There is no assurance NBC will make the deal in the end, because there are still a lot of loose ends. However, we think this is one time the deal does make sense.
TelevisionWeek is no fan of the “bigger is better” approach to media ownership. But NBC-Universal seems to us to be something other than a media giant getting bigger for the sake of getting bigger. This acquisition appears to be a case of a large corporation playing it smart and creating a critical mass of assets that make sense under a single corporate umbrella. This positions the new entity to become a true global powerhouse.
The acquisition of Universal’s film and TV portfolio and other assets (not including music) will strengthen NBC/GE’s position in a world of increasingly large media firms by giving it, among other things, film and television production studios in Universal that are comparable to those affiliated with network rivals ABC (Disney) and CBS (Paramount). GE and NBC also gain cable channels USA, Sci Fi and Trio, which will fit nicely into the corporate family.

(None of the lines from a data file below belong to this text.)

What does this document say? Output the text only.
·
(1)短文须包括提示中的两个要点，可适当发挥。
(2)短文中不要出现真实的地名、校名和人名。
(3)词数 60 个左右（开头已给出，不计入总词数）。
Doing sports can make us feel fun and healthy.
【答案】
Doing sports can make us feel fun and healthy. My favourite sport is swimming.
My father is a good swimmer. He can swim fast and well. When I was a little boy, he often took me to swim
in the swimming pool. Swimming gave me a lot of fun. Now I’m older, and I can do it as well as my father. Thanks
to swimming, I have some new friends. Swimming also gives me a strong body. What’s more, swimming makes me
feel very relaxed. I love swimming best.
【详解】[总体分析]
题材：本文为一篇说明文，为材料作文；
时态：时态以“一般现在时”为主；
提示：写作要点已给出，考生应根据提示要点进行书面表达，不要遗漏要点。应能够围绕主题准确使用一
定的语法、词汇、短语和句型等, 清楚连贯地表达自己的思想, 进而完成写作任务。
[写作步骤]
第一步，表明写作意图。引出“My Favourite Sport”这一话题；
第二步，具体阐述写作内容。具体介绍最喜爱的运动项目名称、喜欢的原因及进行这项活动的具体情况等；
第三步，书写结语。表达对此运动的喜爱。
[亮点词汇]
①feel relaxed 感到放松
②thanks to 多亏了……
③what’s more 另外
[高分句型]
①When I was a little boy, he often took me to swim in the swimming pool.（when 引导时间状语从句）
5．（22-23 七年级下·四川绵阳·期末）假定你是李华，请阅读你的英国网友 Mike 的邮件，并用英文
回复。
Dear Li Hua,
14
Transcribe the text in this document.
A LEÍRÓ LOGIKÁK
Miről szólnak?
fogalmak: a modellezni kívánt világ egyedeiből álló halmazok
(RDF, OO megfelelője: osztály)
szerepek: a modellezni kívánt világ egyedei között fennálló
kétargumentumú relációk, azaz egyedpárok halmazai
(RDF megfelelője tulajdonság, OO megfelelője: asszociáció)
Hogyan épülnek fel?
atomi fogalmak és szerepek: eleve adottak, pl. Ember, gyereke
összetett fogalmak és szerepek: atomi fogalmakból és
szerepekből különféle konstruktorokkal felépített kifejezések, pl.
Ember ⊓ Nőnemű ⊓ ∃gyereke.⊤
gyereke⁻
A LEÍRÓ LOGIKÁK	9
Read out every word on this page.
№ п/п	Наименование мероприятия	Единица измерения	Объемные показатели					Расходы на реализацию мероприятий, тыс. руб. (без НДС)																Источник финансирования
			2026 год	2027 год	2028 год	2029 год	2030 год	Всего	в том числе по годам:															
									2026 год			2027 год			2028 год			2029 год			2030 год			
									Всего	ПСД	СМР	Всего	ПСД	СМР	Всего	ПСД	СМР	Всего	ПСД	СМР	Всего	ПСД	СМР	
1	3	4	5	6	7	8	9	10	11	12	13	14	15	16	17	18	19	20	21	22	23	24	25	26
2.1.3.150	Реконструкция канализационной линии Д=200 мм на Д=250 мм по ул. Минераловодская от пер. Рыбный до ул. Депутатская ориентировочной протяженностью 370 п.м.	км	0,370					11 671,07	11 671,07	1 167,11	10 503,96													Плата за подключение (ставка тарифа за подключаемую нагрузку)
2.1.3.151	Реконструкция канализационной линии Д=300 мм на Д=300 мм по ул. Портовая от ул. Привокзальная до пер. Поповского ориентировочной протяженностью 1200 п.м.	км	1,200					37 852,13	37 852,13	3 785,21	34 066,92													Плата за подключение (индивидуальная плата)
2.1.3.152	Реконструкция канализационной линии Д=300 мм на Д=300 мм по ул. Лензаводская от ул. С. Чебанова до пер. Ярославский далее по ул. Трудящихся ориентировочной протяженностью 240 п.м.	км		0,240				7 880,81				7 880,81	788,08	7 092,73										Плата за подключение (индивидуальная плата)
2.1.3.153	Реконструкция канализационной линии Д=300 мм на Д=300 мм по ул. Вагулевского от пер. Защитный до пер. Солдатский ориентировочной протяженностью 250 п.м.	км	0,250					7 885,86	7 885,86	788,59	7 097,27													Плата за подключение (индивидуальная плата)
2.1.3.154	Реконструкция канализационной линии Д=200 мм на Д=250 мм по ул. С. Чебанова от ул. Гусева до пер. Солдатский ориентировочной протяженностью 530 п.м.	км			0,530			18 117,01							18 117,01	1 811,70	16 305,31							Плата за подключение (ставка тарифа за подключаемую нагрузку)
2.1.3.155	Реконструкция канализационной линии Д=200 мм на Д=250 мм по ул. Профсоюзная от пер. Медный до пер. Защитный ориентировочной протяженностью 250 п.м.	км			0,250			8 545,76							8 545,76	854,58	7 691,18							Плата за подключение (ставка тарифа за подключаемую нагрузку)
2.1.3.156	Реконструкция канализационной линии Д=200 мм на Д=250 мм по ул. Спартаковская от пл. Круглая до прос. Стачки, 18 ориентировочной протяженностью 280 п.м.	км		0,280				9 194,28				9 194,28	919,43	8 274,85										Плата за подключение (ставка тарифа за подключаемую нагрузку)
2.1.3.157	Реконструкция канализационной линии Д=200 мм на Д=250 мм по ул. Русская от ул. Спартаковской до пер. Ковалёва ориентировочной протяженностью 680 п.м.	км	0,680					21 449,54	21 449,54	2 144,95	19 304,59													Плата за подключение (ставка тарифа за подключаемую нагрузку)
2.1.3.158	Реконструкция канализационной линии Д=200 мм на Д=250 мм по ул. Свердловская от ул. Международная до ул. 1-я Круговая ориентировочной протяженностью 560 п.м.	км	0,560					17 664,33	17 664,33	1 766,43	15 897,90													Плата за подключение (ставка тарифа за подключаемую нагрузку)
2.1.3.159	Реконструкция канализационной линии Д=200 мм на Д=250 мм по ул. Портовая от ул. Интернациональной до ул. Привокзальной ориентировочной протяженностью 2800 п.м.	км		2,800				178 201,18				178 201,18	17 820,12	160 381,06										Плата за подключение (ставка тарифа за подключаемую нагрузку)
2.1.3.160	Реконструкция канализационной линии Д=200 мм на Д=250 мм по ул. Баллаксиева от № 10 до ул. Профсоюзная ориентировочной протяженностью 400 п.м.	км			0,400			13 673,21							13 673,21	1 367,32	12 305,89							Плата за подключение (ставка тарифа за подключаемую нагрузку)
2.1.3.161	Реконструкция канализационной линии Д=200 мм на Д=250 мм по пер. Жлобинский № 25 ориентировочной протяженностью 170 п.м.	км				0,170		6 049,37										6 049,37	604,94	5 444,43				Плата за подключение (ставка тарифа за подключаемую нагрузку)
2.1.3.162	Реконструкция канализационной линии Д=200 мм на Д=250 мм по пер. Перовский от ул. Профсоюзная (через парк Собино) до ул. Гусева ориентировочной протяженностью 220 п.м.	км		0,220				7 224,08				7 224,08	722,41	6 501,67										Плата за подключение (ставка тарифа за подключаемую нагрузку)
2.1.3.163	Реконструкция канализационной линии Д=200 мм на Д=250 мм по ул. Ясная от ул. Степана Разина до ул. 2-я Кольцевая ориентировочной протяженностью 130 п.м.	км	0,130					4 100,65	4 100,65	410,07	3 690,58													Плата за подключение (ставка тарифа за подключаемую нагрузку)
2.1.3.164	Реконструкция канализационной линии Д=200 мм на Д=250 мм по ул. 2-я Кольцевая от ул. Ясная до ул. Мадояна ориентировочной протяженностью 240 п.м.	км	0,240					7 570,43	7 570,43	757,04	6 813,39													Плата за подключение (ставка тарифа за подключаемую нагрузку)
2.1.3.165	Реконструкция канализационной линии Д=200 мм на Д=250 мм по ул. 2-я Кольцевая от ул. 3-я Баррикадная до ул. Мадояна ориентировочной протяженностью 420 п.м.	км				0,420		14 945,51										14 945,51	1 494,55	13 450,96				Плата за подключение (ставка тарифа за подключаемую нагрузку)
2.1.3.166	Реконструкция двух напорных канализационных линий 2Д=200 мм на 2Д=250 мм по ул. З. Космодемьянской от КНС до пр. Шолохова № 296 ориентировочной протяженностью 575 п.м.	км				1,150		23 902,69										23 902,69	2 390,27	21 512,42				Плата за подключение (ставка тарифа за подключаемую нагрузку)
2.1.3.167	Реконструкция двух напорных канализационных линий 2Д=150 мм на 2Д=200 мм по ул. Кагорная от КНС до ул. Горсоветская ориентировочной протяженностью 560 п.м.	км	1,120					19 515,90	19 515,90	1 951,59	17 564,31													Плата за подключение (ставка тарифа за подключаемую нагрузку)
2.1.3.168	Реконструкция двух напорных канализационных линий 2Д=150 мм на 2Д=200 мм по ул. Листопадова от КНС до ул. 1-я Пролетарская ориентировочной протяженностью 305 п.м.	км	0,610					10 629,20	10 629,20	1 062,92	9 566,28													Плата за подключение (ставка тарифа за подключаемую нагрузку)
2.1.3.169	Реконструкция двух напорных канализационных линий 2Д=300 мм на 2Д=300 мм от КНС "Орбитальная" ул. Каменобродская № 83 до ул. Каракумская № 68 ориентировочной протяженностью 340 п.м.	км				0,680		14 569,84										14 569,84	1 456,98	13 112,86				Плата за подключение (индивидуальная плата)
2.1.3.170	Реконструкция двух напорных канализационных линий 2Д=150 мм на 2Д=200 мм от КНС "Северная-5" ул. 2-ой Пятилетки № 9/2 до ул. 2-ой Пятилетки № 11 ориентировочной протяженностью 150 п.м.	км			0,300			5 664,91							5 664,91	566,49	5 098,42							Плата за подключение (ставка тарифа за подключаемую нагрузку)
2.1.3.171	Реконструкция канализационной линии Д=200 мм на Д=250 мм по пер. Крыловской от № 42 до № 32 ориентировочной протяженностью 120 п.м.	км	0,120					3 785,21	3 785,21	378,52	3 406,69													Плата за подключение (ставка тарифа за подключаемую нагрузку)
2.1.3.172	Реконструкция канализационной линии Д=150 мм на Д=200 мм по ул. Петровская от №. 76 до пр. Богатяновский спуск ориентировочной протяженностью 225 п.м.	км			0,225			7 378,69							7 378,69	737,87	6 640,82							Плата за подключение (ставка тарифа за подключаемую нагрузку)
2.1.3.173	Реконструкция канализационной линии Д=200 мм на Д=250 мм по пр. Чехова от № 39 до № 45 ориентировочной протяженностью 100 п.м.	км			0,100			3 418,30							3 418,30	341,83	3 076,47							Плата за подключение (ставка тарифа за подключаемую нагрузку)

This is not the first time NBC has moved decisively to position itself for future growth. The moves into cable TV with the creation of CNBC and MSNBC and the acquisition of Telemundo are among the reasons NBC is a buyer at this point and not another troubled company looking for a buyer. With the Vivendi acquisition, NBC is redefining itself once again as a more fully integrated operation. The deal addresses one of the few real weaknesses in NBC’s long-term outlook by beefing up the production side, for both English- and Spanish-language programming. Even the entry into the high-risk movie business is manageable when one has strong management, cost controls and multiple markets in which to sell the films well beyond their theatrical runs.
Challenges remain. The investments and tax complications involving Barry Diller, John Malone and the Bronfman family all need to be worked out. However, we predict those will be handled as professionally and with the same kind of fiscal discipline and common sense that have marked the NBC/GE approach so far.
It’s no accident that NBC has been one of the most consistently profitable media concerns in recent years. Company executives, led by Chairman Bob Wright, know what they’re doing. They’re proving it again in the Vivendi Universal situation.